Friday, December 11, 2009

Thirst: The Koreans go vamp



Thirst is a Korean gem written and directed by Park Chang-wook (Oldboy)
Sang-hyun is a priest who volunteers on the side at a hospital in his spare time. He has become disillusioned with life and other's suffering, and decides to be a willing participant in an experimental treatment for the EV disease. The so-called Emmanuel Virus has been wiping people out left and right, and Sang-hyun feels a calling to help.



Suffice it to say, things don't go as planned. He contracts the disease, but he somehow makes a miraculous recovery.

Here's where things amp up. You see, Sang-hyun is now famous. When he returns to his village, all his parishoners believe him to be a saint of some kind, able to heal the sick and such.
Soon, Sang-hyun finds himself reconnecting with an old friend, Kang-woo, and his lovely wife Tae-ju.



He's invited to their home to play a rousing (?) game of Mahjong and while there, Sang-hyun discovers he is harboring some very sordid thoughts about his friend's little missus.
Bizarrely enough, he collapses and dies.
Funny thing is, it doesn't last. He wakes up the next day with an extreme aversion to sunlight, and the need to gulp down some blood from the nearest coma patient. It then becomes apparent that Sang-hyun is a vampire.

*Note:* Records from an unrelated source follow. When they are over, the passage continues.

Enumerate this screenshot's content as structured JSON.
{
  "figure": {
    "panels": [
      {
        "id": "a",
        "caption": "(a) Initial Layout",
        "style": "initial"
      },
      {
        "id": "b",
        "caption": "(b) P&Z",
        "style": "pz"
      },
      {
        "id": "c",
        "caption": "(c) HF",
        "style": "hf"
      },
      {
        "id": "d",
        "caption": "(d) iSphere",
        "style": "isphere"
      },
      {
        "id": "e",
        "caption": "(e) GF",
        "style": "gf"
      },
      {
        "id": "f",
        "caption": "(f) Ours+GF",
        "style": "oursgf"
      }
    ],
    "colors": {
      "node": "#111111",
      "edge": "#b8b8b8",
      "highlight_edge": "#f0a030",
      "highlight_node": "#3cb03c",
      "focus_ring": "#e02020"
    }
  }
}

So that he does not have to resort to murder to satisfy his bloodthirsty urges, he begins to steal blood from the hospital. He begins to meet Tae-ju on the sly and between the adultery they discuss how pathetic her life has become with her ill husband and controlling mother-in-law (who basically raised her from a youngster then pretty much forced her to marry her son... and you thought your mother-in-law was a nightmare...)

Tae-ju inevitably finds out about Sang-hyun's "medical condition" and at first she is scared out of her wits. But soon she is begging him to kill her husband, though Sang-hyun figured they could just run away together. It is only after he finds bruises on her that he agrees to take care of the situation. The couple take him out on a boat and drag him under the water, drowning him.



Here's where things get even worse. Ghostly visions and hallucinations begin to haunt the couple, and finally Tae-ju admits Kang-woo never harmed her. Livid due to the fact that he had tried so hard not to kill anyone, Sang-hyun proceeds to do something that will change the course of their lives. Again.




I just can't give anything else away without it being a blatant spoiler. But I must accomodate the film for its beautiful cinematography, the director's flair for getting the best out of his actors, and that stupendous ending!!

To be completely honest though, the movie lagged. With a running time of over two hours, it was long. Too long. I became a bit antsy and wanted to perhaps surf the internet or write out Christmas cards while watching. Thankfully, I didn't. Because attention needs to be paid to this subtle yet clever film. Underneath the obvious vampire plot, Thirst is a morality play. Sang-hyun's ethics are tested again and again, and if you ask me - he holds up pretty well.

I'm certainly not saying it's as superior as Let the Right One In, but as far as foreign (or domestic for that matter) vampire films, this one has enough differences and nuances to exceed your usual vampire expectations.

*One more thing... if underarm licking isn't part of your normal sexual routine, you might be a bit grossed out at some point. I know I was ;)~

HorrorBlips: vote it up!

2 comments:

Ms Harker said...

This was one of my favourite horror movies of the year. Korean horror is hilarious and bloody! The underarm licking was creepy yet raunchy, just how I like my horror to be ;)

www.musingcontinuum.com

James said...

Cool review. I loved this film - it put a really interesting twist on the whole vampire genre. The ending is so bittersweet.